Gilani bruised in power struggle by court blow
A throng of supporters surround PM Gilani (R) as he walks into the court in Islamabad, showering him with rose petals. Pakistan’s Supreme Court convicts Gilani of contempt but gives him only a symbolic few minutes of detention inside the courtroom. AP photoPakistan’s Supreme Court yesterday found Prime Minister Yousuf Raza Gilani guilty of contempt of court for refusing to reopen corruption cases against the president, but gave him only a symbolic sentence of a few minutes’ detention in the courtroom.
It was unclear if the token sentence would defuse political uncertainty in Pakistan, where the president and prime minister have jousted with the military and judiciary. Despite the light sentence, Gilani could still come under pressure to quit.
“For reasons to be recorded later, the prime minister is found guilty of contempt for willfully flouting the direction of the Supreme Court,” said Justice Nasir-ul-Mulk. Gilani is the first serving prime minister in Pakistan’s history to be convicted by a court. The ruling said that Gilani would serve a sentence only “until the rising of the court,” or until the judges left the chamber. That happened about three minutes after the verdict was handed down. He could have faced up to six months in jail and the loss of his office. Gilani will appeal against his conviction, his lawyer said.
A throng of supporters surrounded Gilani as he walked into the court in Islamabad, showering him with rose petals. Security was tight, with about 1,000 police officers standing by in riot gear and helicopters circling the Supreme Court building.
Opposition demands resignation
Pakistani opposition parties immediately demanded the resignation of Gilani. Nawaz Sharif, the leader of the main Pakistan Muslim League (Nawaz) party who has twice served as prime minister, said Gilani should quit and call fresh elections. “The prime minister should immediately resign. He should step down without causing a further crisis,” Sharif said live on the private television station Geo. The chief of the fundamentalist Jamaat-e-Islami party, Munawar Hussain, also urged the prime minister to quit, saying he had “lost moral ground” after the judgment.
The case stems from what many observers say is a political battle between the government and the military, which has held the whip hand in Pakistan’s political arena for most of the country’s 64 years of independence. Many say the army is using the court to keep the government on the defensive.
Thousands of corruption cases were thrown out in 2007 due to an amnesty law passed under former military President Pervez Musharraf, which paved the way for a return to civilian rule.
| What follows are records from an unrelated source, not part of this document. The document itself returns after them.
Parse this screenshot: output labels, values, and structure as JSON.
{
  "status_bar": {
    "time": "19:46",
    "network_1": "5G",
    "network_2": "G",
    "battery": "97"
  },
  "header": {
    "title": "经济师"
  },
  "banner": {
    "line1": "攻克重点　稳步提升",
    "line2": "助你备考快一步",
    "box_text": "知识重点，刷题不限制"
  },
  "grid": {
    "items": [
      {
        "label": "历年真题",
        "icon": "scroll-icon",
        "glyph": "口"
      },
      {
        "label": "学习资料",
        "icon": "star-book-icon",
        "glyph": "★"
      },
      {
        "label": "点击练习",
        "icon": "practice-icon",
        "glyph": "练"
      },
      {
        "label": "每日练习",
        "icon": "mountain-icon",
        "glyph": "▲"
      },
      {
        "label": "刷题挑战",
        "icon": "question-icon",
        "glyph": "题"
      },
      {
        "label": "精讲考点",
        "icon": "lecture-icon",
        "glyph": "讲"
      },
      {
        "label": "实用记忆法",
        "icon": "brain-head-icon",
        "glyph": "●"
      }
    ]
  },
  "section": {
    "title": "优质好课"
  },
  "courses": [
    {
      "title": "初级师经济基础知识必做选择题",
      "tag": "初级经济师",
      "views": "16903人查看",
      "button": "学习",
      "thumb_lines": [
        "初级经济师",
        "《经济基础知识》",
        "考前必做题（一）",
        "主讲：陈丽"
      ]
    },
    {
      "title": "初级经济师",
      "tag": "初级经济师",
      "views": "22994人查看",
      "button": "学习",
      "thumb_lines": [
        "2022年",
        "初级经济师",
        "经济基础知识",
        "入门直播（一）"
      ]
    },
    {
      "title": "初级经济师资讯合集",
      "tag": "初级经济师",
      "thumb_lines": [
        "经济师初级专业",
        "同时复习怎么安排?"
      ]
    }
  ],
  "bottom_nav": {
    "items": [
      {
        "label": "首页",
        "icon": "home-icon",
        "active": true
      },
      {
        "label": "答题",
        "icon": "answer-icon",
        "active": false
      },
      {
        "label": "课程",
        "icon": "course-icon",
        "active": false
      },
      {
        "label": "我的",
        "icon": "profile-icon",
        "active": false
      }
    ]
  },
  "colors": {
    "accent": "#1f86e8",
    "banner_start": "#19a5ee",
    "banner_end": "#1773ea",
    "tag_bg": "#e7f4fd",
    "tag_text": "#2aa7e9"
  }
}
Two years later, the Supreme Court ruled that agreement illegal and ordered cases involving Swiss banks and President Asif Ali Zardari re-opened. Gilani and his government have refused to obey the court’s order to write to Swiss authorities asking them to re-open the money-laundering cases against Zardari. The government argues that Zardari has immunity as the head of state.
Compiled from Reuters and AFP stories by the Daily News staff.